Woman Testifies To Right a Wrong in Emerald Trial

     LOS ANGELES (CN) – In the ownership trial on the world’s largest emerald, the 840-pound Bahai emerald, the former transaction coordinator for one of the settled parties testified that she “unwittingly” participated in a fraud.




     Joy MacKell, who worked as the transaction coordinator for Digital Reflections, said she thought the Bahia emerald was going to be used as collateral for her former employer.
     Settled party and gem dealer Wayne Catlett owned Digital Reflections, which was where MacKell met Anthony “Tony” Thomas, who claims that he is the gem’s original and sole owner.
     The second intervenor in the matter, Mark Downie, claims that he acquired ownership of the emerald when Catlett defaulted on an $81,000 loan. Downie has not appeared in court so far, and his trial date in the case is yet to be determined.
     As the transaction coordinator, MacKell’s job was to find assets worth $100 million for the high-yield investment program in which Catlett wanted to enroll.
     MacKell claimed that Catlett micromanaged her role and did not allow her to do much, leaving her in the dark as to what he was planning to do with the emerald.
     Steven Haney with Haney, Buchanan & Patterson, who represents Downie, asked MacKell how many times she went to Sao Paulo and why.
     MacKell testified that she took two trips to Brazil, twice in October 2001, with Catlett to obtain a $25 million emerald collateral for the high-yield investment program Catlett wanted to enter.
     To enter this investment program, however, Catlett needed $100 million. MacKell also said that she did not know about the Bahia emerald during her first trip to Sao Paulo.
     MacKell testified that when she arrived with Catlett in Brazil and saw cut and polished emeralds presented by Brazilian miners Ruy Saraiva and Elson Ribiero, “I deemed that the cut and polished emeralds were not acceptable for the program even if they were worth $100 million or more.”
     When Haney asked her why the cut and polished emeralds were not acceptable, she answered that it was because those emeralds were not the right type of emeralds to constitute collateral for the high-yield investment program. She added that she did not know why since she is not a gemologist.
     Haney pointed out that MacKell had contradicted herself since she had previously testified that she learned cut and polished emeralds were unacceptable for the investment program during her first trip to Brazil, not the second.
     MacKell replied that she was forced to recall 10-year-old events and details, and that she was able to be more accurate after having after looked through several documents.
     But MacKell’s order of events still do not add up, the parties say.

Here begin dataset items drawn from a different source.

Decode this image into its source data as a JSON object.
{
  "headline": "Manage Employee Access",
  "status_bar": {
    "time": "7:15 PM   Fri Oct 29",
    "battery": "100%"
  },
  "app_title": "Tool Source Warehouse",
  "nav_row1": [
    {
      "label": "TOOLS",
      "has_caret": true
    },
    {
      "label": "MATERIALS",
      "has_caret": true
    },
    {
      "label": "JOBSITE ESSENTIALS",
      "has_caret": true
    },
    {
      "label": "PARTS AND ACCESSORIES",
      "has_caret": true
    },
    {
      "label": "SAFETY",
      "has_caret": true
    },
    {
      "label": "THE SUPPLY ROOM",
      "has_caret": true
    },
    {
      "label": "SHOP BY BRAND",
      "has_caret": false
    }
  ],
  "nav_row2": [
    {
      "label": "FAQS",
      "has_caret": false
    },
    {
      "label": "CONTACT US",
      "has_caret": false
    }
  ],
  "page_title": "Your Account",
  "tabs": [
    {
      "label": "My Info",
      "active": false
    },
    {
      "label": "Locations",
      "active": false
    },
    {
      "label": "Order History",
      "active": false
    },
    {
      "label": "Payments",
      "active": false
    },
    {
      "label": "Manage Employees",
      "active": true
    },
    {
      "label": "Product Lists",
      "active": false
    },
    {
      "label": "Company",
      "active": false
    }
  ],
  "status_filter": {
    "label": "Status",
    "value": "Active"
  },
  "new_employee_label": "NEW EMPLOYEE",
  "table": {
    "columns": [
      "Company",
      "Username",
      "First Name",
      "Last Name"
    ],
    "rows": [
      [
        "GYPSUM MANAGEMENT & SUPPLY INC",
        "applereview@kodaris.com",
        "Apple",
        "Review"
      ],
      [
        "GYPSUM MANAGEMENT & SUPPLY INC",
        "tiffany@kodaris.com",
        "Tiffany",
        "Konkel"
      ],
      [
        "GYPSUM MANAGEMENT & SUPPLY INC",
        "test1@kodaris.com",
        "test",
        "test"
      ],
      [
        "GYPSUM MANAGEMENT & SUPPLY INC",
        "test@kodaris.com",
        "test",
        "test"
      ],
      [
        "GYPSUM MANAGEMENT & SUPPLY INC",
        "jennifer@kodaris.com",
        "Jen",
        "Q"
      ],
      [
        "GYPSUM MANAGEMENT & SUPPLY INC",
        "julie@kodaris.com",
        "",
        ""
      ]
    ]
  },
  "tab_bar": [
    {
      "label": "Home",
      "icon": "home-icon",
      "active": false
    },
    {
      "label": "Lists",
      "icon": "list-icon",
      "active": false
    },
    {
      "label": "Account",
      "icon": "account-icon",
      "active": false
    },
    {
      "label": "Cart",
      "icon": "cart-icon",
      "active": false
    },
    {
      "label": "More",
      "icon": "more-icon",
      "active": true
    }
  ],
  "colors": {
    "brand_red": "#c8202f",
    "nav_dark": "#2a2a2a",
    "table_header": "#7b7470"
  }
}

     MacKell said that she and Catlett returned to Brazil after Saraiva called them back about a substantial finding he wanted to show to both of them, yet she also testified that she returned with Catlett to Sao Paulo in late October 2001 to see the Saraiva’s substantial finding, which turned out to be the Bahia emerald.
     Haney reminded MacKell that Thomas testified he bought the world’s largest emerald on October 17, 2001, for a mere $60,000 from Saraiva and Ribiero.
     “Do you have any explanation for why Ruy [Saraiva] would sell an emerald already bought by somebody else?” Haney asked.
     MacKell answered, fittingly, “It’s a mystery, sir.”
     Asked whether she was part of the fraud, MacKell said, “Yes, unwittingly.”
     She also added that the Brazilians did not tell her that they already sold the emerald to Thomas, and she did not object to the bill of sale to prove that Thomas submitted to prove his ownership.
     “The reason is because my understanding was that Tony was in the program with us,” MacKell said.
     In an interview after stepping down from the witness stand, MacKell expressed her regret for what she has done.
     “I realized that I wasn’t the only one getting screwed,” MacKell said.
     When asked why she decided to testify as a witness, she answered: “I guess in a way I saw an opportunity to make a right out of something wrong. I saw this as my opportunity to clean up my own act and to make the rest of this right.”